Satellite in space

As of early October this year, the European Space Agency has just sent a new satellite into orbit, the Sentinel-5P, which will monitor climate change from space. The sattelite was launched by a Russian Rocket launcher from northern Russia.

This observation satellite will be the first ever Copernicus mission solely dedicated to monitoring the earth’s atmosphere. It will detect particular substances related to climate change such as nitrogen dioxide, ozone formaldehyde, sulphur dioxide, methane, and carbon monoxide.

The P in the satellite’s name means “precursor” because the satellite is meant to be a stop-gap, easing the transition as older satellites start to go offline before the Sentinel mission in 2021 is launched. Despite its name, the Sentinel-5P will be more than just a gap filler as its operation system is far better than previous models, able to take 20 million observations everyday, with a resolution 10 times better than its predecessor. Pollution will be visible at a finer scale helping the satellite to determine where pollution is occurring whether it’s in a city, harbor, or ocean.

Sentinel 5P satellite

The data collected by the Sentinel-5P will help scientists to understand how the ozone layer is affected by trace chemicals in the atmosphere, and as a result will guide stakeholders in creating policies regarding climate change. It will also help countries to remain accountable on their pledge to reduce pollution. Pollution has been known to cause more deaths than AIDs and malaria combined.

The Sentinel-5P is able to detect target gases with the help of TROPOMI (TROPOspheric Monitoring Instrument). This technology allows the satellite to identify the target gases by reading wavelengths of sunlight reflected back into space from the earth and participles in the atmosphere.
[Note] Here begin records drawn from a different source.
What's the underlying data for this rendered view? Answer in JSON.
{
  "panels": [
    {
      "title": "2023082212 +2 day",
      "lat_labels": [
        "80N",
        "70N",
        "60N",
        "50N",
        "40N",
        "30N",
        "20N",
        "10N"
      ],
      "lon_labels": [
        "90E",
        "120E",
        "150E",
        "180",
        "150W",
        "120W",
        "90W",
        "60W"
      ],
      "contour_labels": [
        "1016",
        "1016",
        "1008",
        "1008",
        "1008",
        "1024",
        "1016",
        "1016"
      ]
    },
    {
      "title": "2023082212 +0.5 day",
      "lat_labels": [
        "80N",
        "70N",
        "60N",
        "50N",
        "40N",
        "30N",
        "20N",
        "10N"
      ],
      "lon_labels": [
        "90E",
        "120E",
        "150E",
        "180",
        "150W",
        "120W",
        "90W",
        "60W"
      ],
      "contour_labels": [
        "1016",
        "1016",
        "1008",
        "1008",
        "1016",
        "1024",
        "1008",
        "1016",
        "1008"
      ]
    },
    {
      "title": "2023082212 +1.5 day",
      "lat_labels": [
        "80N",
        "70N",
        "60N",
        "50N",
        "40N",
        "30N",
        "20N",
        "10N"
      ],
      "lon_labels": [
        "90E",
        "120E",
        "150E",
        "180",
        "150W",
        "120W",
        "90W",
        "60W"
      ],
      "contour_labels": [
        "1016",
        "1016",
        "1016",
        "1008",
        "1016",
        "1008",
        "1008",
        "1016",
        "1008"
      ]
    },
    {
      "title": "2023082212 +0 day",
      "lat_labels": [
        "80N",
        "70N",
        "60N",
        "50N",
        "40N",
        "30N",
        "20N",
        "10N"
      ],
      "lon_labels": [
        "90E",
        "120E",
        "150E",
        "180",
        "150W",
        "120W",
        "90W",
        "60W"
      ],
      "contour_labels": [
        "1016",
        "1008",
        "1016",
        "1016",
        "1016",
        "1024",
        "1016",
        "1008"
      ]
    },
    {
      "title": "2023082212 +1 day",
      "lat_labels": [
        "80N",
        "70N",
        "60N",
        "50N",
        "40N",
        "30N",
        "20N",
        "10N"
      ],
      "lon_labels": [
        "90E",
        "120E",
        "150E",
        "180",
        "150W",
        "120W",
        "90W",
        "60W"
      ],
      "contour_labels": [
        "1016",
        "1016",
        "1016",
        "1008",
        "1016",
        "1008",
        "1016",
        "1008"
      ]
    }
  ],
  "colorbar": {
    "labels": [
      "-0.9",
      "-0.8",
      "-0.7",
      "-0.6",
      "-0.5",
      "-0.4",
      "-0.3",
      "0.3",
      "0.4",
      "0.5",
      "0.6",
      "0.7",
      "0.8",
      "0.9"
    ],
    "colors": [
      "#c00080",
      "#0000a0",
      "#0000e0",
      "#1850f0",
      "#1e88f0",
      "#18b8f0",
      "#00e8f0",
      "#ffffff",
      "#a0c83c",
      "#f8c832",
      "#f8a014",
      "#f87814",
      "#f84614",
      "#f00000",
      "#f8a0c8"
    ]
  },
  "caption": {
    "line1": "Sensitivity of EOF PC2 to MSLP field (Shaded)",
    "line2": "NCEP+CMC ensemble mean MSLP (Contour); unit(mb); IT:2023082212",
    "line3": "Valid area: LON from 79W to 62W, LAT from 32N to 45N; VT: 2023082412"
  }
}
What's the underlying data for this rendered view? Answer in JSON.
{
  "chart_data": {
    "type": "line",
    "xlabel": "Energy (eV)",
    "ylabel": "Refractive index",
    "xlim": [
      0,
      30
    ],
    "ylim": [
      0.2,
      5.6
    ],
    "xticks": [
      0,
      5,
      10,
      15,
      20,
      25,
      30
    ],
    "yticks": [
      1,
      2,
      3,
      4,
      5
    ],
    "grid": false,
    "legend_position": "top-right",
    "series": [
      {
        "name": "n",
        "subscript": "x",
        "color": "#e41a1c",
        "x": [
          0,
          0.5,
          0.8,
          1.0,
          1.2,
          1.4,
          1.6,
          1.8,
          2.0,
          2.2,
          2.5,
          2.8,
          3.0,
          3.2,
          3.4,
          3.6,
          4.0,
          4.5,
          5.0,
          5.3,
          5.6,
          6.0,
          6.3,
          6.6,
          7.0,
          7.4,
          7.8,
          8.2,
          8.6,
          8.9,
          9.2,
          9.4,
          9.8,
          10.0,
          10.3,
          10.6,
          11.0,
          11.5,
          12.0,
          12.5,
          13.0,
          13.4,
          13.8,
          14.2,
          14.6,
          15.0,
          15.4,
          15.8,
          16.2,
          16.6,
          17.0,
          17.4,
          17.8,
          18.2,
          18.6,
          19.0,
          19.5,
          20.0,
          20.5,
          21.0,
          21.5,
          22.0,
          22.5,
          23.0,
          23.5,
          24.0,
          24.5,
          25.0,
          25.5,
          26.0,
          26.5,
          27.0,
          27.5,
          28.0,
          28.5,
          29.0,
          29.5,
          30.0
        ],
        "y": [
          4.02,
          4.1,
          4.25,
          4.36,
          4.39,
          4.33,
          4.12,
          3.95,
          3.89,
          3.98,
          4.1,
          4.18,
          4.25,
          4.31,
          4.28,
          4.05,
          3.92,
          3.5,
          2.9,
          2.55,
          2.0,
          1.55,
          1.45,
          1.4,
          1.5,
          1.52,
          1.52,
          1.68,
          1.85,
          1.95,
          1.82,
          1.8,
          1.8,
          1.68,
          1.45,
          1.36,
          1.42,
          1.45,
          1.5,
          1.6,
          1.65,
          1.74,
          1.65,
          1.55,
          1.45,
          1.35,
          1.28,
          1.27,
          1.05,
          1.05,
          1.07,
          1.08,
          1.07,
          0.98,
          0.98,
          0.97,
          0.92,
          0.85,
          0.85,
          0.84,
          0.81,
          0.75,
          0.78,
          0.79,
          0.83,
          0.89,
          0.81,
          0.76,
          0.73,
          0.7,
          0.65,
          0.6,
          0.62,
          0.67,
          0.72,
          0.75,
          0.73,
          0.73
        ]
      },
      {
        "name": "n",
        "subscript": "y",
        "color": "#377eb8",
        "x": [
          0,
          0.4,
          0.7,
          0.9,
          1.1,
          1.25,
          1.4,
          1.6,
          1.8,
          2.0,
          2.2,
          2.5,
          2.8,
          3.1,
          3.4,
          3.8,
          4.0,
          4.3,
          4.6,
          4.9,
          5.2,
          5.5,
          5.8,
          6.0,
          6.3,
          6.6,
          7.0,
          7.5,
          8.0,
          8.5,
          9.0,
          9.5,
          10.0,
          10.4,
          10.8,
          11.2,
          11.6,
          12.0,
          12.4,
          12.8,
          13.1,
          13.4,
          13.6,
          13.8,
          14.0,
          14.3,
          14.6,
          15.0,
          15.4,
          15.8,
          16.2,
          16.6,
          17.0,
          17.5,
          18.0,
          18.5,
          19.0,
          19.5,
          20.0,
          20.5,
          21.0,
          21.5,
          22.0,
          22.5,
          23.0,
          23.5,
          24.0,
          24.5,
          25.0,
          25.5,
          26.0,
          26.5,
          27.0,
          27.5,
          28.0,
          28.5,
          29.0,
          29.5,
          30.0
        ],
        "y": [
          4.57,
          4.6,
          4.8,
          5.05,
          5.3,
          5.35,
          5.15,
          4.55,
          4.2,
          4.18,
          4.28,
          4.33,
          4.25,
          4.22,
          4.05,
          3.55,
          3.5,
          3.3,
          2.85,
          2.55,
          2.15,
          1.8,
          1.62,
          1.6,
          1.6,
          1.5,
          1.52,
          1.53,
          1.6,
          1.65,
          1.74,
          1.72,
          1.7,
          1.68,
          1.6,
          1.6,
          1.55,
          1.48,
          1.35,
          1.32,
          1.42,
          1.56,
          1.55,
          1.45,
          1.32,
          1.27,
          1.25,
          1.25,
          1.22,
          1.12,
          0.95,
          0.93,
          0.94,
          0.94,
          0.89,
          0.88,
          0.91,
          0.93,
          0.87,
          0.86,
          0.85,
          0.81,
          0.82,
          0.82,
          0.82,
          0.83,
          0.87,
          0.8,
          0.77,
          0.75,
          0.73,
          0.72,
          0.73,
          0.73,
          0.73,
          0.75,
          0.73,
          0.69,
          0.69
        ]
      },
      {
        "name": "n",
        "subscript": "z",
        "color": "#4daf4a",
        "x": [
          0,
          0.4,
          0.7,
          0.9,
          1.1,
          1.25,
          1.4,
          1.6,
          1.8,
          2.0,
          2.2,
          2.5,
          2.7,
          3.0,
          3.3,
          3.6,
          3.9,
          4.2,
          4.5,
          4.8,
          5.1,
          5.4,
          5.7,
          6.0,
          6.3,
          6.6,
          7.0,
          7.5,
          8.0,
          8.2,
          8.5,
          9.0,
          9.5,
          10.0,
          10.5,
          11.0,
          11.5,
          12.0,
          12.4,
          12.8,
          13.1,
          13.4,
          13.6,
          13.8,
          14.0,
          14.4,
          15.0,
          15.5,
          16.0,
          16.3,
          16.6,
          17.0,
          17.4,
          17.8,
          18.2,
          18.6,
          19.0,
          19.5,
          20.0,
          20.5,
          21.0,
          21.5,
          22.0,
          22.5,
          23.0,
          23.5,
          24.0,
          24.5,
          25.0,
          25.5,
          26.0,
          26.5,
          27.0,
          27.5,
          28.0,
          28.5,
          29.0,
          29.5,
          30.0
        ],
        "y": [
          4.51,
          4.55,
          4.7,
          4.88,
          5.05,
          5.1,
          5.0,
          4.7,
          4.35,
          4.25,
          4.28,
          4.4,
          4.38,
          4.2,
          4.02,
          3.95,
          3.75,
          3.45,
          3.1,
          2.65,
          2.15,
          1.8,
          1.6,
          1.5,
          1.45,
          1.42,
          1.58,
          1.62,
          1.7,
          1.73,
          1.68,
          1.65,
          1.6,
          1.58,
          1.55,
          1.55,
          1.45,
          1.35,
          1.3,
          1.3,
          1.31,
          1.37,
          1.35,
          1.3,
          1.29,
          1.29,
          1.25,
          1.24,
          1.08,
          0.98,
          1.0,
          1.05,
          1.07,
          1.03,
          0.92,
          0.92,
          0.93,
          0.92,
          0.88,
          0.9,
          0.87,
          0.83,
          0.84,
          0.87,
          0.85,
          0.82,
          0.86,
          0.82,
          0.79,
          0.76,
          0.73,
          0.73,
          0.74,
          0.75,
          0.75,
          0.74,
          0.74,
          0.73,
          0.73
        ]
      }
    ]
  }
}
With this, the Sentinel-5P is able to help predict weather, map lands and oceans, and determine the health of earth’s vegetation. It’s also able to monitor volcanic ash which can help improve aviation safety as well as detect high levels of UV radiation that causes damage to the skin.

Sentinel-5P is a result of the close collaboration between the European Space Agency, the European Commission, the Netherlands Space Office. Many more sentinels will be launched in the next few years. All data gathered by the the Copernicus program through Sentinel-5P will be available to the public for free. There are currently 10,000 users who are downloading this data.